Il y a donc un lien direct entre l’IA telle que pensée, imaginée dans l’esprit des consommateurs et les recommandations à prendre en compte pour développer un produit, un service, une application ou un outil de relation client digital. A minima comprendre ces représentations collectives permet de se poser les bonnes questions. Et tout ça à partir de livres, films, séries que nous connaissons tous plus ou moins dans notre sphère privée : pensez à l’IA telle que présentée dans Iron Man (qui s’appelle Jarvis), aux peurs mises en scène dans la série Black Mirror, à l’usage des lunettes connectées dans le roman Zero de Marc Elsberg ou plus communément à Hall 9000 dans 2001 l’odyssée de l’espace. A noter qu’on parle de peurs et de dystopies, mais il y a aussi des applications positives.
La pop culture inspire certains développeurs, marketeurs et ils ont raison : l’exemple marquant qui symbolise ce lien entre pop culture et développement marketing est cette vidéo postée par Mark Zuckerberg, présentant un assistant personnel domestique qui fait tout, ou presque, dans sa maison. Il l’a nommé Jarvis en s’inspirant d’Iron Man. Le message que je veux faire passer ici est : intéressez-vous à la pop culture, analysez-la, c’est très précieux pour aider au développement de produits, services, sites, applications…

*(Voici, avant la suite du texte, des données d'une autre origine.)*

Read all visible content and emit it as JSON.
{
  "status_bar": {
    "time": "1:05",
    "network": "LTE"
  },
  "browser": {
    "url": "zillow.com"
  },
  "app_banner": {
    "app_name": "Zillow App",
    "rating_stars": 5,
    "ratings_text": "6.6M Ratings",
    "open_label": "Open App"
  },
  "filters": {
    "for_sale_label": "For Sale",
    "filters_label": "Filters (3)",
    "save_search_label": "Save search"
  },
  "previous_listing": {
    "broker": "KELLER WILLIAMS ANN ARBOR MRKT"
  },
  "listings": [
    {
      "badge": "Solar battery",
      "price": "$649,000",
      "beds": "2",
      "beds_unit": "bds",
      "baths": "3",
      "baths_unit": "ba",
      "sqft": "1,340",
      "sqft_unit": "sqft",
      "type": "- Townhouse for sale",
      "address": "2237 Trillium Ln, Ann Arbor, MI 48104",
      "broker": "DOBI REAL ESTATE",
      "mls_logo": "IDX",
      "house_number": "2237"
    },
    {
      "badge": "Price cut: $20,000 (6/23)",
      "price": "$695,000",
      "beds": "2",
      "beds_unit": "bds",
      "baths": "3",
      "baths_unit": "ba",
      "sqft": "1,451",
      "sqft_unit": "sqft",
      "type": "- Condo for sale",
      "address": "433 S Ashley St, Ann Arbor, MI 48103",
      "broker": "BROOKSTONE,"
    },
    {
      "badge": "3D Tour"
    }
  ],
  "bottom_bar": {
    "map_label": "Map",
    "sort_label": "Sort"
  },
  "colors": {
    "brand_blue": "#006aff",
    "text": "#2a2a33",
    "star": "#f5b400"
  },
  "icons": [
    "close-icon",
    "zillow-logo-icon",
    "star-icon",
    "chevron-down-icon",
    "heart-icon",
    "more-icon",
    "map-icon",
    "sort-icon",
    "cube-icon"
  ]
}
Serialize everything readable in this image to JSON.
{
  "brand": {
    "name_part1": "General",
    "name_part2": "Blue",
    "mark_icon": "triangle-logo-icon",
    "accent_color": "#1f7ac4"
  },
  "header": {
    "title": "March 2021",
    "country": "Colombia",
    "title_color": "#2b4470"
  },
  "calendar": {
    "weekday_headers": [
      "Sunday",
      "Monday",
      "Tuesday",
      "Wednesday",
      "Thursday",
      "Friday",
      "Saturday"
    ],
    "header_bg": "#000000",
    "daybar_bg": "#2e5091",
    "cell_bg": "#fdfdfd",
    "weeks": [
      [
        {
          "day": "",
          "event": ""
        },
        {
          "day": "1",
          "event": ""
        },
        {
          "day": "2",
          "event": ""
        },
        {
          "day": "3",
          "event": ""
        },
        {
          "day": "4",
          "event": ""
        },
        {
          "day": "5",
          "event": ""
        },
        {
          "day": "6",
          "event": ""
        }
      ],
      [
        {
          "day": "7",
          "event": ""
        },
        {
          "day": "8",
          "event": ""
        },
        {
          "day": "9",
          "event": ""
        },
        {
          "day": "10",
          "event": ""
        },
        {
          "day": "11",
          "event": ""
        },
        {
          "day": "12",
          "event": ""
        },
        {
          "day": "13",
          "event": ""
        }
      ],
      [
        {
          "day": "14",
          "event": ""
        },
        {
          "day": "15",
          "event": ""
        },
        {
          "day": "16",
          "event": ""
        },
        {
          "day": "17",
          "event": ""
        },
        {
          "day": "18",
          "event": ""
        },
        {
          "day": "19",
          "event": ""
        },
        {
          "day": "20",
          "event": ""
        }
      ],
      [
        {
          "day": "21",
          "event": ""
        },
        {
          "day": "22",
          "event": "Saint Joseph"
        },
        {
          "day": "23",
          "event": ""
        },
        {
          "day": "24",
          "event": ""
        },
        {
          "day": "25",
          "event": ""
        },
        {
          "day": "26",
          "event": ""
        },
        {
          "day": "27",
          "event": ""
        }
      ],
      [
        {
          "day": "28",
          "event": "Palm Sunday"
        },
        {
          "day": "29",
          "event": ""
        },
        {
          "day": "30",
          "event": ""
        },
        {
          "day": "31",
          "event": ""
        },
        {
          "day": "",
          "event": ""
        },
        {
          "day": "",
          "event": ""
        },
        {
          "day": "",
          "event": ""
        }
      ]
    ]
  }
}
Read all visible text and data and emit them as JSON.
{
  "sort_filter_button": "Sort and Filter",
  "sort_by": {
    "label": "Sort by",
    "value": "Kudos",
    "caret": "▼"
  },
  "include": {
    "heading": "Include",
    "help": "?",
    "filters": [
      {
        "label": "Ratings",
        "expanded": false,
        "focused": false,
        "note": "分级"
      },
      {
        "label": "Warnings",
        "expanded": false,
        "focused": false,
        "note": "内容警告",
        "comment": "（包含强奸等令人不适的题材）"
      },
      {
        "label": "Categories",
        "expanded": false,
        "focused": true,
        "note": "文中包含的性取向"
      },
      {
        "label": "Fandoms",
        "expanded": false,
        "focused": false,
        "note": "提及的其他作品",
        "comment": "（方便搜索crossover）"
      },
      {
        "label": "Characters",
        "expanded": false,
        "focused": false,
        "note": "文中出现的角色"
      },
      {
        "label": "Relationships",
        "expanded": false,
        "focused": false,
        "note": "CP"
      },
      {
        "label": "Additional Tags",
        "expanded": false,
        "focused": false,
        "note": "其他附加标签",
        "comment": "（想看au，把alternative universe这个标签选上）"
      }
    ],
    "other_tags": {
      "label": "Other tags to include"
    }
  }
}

A quels défis marketing les entreprises sont-elles confrontées
?
Justement la technologie est aujourd’hui foisonnante, elle permet de
faire plein de choses différentes, mais concrètement, les marques ne
peuvent pas tout faire. Le défi majeur reste encore d’avoir une base de
savoir pour orienter les développements et choisir les bonnes
technologies, délivrant les bons bénéfices, et ce le plus tôt possible
dans le processus d’innovation. Nous testons encore de nombreux produits
ou services qui proposent des choses super sur le papier, mais pas du
tout en lien avec les attentes des consommateurs. La conséquence directe
est une perte de temps et d’énergie qui peut entraîner le découragement
des équipes, alors qu’en impliquant les consommateur dès le départ on
peut avancer plus sereinement et plus efficacement.
Pour revenir à l’IA, de nombreuses questions peuvent être tranchées en s’intéressant à la pop culture : Faut-il privilégier une interface vocale ou tactile ? Que doit faire un chatbot pour être pleinement satisfaisant ? Qu’attend-on d’une application, d’un site de relation client ? Comment faire pour répondre aux peurs des consommateurs craintifs de la technologie quant au tout digital ? Bien entendu, la pop culture ne permet pas de répondre à toutes les interrogations que l’on peut avoir au sujet de l’IA et de ses modalités d’application, mais elle permet de mieux comprendre ce vers quoi il faut tendre, de tracer un chemin. Aux marketeurs de l’emprunter.